En toen liep je weg.
Zonder een ander woord, zonder verdere uitleg.
Mij achterlatend, vol met vragen.
Een week later zag ik je weer.
Je liep door het park, hand in en hand, met een ander meisje..
Ik dacht nog: Misschien is het niet waar, misschien is het familie ofzo.
Maar niets was minder waar.
Jullie gingen zitten, vlakbij het meer.
Precies op de plek waar wij normaal zaten.
Precies op de plek waar jij me vroeg je vriendinnetje te zijn.
Precies op de plek waar jij me mijn eerste zoen gaf.
Precies op die plek.
Ik kwam dichterbij.
Ik wilde horen wat jullie zeiden.
Had ik dat maar niet gedaan.
Je vroeg haar om je vriendin te zijn.
Met precies dezelfde woorden als hoe je het aan mij vroeg.
"Zonder jou is mijn wereld zwart,
Zonder jou mis ik iets in mijn hart,
Zonder jou kan ik niet leven,
Jij laat me altijd in de wolken zweven,
Zonder jou is mijn geluk maar schijn,
Wil je alsjeblieft mijn vriendinnetje zijn?"
Niet te geloven dat je dat weer zei,
Tegen hoeveel meisjes heb je dat nu al gezegd?
Heb je het eigenlijk wel zelf geschreven?

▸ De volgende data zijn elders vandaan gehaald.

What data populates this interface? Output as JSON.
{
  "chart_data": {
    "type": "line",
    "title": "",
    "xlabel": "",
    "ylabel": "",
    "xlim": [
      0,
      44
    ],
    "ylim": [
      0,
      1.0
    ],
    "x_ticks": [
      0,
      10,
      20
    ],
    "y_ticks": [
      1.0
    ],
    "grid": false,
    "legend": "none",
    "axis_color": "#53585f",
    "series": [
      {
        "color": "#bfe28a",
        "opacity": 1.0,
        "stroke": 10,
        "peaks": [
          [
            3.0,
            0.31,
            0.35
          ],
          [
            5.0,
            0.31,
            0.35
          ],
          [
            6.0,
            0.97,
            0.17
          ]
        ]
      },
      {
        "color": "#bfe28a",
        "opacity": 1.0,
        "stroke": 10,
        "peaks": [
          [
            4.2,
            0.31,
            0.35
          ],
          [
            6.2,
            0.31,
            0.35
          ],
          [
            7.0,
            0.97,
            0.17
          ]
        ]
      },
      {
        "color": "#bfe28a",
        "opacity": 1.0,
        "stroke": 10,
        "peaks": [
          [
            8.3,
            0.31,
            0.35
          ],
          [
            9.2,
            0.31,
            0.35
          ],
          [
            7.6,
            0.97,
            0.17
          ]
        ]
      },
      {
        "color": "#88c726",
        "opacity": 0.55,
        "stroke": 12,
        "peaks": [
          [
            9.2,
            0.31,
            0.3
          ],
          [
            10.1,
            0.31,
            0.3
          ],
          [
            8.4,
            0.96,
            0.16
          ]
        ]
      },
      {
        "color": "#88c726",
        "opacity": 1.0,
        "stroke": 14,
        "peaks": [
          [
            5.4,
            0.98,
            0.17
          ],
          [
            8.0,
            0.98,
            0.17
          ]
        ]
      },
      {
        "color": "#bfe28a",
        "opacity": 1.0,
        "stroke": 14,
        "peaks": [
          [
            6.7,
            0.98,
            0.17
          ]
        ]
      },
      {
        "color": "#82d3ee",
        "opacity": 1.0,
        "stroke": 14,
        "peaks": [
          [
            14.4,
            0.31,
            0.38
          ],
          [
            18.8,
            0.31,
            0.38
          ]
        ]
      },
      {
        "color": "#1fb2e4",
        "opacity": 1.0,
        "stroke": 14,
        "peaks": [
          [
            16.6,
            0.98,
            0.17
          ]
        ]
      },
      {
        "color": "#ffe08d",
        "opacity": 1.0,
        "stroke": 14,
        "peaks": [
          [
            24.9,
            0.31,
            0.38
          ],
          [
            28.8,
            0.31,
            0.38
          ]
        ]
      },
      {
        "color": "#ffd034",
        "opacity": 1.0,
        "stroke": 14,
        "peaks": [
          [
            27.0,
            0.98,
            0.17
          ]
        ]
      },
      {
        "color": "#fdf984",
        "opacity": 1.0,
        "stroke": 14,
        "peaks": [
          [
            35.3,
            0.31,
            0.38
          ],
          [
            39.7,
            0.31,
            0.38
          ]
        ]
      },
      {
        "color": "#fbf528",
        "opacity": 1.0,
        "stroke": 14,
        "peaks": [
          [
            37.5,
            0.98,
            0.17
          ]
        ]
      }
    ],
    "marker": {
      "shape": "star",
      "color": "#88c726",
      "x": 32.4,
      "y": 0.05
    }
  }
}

Of het je het gewoon ergens gelezen?
Vragen waarop ik nooit antwoord zal krijgen..
Wat moet ik hier nou mee?
Hoe kon je dit doen?
Inmiddels ben ik bij het spoor aangekomen
Ik zie de trein al aankomen.
Moet ik dit doen?
Het is nu of nooit.
Maar zoals je al zei, ook al meende je het niet:
Zonder jou kan ik niet leven.
En je bent er niet meer,
Je bent me vergeten.
Het is nu, ik kan het niet aan zonder jou..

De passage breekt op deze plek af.